De Centrale Raad van Beroep heeft de feiten en omstandigheden van de zaak onderzocht. Appellant heeft betoogd dat hij de inlichtingenverplichting niet heeft geschonden, omdat de ontvangen bedragen van zijn moeder als leningen moeten worden aangemerkt. De Raad oordeelt echter dat de betalingen van appellant's moeder als inkomen moeten worden beschouwd, omdat deze een terugkerend karakter hebben en appellant niet heeft aangetoond dat het om leningen ging. Bovendien was appellant nog ingeschreven bij de Kamer van Koophandel, wat ook een relevante omstandigheid is voor de bijstandsverlening.

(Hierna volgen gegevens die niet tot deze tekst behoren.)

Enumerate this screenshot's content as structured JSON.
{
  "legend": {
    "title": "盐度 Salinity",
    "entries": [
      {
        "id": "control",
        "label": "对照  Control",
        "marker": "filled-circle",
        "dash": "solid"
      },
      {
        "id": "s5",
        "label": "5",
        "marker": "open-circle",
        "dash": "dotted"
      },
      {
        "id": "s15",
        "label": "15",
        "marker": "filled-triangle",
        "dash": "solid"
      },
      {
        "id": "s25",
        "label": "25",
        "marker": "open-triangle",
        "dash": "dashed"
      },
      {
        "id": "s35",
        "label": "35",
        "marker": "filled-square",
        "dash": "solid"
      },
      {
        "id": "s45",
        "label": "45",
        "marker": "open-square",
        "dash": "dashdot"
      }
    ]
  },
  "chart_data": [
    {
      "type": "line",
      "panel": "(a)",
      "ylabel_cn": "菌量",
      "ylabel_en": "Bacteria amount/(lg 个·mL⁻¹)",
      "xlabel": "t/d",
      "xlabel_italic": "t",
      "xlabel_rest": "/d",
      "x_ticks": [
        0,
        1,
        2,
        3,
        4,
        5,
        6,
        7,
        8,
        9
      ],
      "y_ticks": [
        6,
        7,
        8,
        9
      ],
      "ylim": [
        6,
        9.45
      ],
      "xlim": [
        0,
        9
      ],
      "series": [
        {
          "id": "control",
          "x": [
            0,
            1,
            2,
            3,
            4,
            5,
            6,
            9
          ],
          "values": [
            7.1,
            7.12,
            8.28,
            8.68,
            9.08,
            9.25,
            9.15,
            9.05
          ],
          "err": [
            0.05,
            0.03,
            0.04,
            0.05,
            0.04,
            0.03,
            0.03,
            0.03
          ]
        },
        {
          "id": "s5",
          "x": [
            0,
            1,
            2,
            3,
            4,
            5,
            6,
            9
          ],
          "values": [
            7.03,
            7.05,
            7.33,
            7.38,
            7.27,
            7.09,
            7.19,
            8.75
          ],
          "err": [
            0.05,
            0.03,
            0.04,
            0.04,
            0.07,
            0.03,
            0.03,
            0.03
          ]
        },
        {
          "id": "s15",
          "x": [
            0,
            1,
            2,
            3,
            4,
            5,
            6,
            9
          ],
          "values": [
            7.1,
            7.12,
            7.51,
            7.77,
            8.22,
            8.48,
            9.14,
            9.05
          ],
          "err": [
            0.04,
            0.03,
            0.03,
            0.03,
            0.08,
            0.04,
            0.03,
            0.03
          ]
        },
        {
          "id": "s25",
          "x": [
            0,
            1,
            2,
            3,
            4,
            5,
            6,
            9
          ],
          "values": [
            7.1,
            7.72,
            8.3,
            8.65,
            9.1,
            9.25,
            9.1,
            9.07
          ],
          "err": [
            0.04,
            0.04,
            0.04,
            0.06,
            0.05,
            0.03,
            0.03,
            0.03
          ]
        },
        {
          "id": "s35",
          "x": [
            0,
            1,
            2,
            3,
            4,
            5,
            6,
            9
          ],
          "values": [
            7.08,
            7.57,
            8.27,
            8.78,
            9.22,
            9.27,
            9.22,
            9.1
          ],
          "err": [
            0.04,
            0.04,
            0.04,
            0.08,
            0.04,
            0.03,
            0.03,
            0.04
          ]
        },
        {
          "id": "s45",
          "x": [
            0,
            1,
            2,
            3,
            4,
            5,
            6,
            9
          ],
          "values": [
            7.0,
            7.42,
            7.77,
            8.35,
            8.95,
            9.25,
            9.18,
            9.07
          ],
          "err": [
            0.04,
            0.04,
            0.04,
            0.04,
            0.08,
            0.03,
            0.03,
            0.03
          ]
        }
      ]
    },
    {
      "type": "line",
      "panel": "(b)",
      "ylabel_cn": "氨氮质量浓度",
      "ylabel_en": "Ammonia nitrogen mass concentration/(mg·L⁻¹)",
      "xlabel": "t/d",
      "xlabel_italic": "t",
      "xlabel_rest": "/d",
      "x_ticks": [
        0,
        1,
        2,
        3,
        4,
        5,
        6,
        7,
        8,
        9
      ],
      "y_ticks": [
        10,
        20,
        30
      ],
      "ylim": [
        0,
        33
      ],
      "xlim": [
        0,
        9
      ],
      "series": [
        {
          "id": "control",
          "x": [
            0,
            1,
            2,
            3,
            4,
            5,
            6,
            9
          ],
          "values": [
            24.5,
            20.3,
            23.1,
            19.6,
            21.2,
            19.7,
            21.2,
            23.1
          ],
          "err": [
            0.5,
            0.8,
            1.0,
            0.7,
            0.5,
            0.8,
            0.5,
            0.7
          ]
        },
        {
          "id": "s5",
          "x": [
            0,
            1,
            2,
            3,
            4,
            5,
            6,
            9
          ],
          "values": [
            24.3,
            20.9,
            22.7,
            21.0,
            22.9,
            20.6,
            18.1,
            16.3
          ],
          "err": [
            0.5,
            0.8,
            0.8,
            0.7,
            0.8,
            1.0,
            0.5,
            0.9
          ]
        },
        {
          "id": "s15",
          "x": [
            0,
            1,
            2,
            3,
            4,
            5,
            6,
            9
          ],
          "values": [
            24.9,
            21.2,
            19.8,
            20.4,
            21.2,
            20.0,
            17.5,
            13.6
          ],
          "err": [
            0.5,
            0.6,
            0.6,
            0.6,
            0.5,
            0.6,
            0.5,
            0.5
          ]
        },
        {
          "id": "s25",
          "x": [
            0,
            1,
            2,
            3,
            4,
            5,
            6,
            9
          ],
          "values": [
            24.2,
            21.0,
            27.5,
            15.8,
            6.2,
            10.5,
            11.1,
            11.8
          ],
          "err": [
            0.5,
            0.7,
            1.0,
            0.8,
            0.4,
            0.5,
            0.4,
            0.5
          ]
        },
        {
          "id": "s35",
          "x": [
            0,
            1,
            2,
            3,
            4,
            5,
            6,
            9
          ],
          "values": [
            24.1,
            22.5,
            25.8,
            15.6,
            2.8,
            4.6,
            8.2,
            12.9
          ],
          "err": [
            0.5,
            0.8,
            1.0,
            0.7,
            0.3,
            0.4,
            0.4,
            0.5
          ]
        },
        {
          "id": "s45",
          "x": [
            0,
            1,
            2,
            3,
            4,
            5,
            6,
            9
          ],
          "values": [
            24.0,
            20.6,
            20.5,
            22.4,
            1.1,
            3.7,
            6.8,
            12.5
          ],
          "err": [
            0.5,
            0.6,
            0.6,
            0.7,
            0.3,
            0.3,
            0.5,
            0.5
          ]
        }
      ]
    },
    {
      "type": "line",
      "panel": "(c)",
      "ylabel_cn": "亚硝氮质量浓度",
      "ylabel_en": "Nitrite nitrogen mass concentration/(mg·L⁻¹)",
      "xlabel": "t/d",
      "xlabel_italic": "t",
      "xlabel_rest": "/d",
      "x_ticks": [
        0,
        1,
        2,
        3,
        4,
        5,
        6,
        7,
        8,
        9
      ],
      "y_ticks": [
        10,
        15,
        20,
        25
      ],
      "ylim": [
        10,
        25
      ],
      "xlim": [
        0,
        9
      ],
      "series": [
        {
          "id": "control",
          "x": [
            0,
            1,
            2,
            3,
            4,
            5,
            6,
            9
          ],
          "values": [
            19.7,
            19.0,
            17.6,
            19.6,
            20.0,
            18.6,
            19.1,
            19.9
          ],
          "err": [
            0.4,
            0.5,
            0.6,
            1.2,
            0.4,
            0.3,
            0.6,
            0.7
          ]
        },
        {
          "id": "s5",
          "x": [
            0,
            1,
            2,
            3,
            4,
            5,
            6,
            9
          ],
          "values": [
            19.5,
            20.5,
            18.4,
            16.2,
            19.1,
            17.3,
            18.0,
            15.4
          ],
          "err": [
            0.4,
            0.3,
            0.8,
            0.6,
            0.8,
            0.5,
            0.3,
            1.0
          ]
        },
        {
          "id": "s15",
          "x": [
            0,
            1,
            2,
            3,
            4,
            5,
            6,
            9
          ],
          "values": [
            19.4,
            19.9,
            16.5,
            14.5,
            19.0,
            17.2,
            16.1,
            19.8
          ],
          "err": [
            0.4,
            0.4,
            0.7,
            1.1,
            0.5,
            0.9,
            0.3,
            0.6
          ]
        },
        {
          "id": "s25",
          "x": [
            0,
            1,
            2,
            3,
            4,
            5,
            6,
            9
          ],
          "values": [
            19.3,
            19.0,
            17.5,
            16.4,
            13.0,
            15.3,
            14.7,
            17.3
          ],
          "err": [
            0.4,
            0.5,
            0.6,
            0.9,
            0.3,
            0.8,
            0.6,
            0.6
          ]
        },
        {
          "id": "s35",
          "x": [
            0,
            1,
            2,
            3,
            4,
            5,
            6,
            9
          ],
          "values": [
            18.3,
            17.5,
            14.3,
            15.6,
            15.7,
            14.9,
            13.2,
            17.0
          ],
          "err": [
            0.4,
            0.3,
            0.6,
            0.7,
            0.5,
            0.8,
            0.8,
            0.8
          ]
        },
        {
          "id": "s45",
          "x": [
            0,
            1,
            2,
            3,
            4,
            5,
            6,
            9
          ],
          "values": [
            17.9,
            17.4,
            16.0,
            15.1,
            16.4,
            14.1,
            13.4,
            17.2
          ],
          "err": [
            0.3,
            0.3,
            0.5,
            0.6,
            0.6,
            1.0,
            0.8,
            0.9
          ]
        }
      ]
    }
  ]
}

De Raad concludeert dat het college terecht heeft besloten tot intrekking van de bijstand, omdat niet kan worden vastgesteld of appellant recht had op bijstand in de periode van 20 december 2013 tot en met 8 september 2014. De schending van de inlichtingenverplichting levert een rechtsgrond op voor intrekking van de bijstand. De Raad bevestigt de uitspraak van de rechtbank en wijst het hoger beroep van appellant af.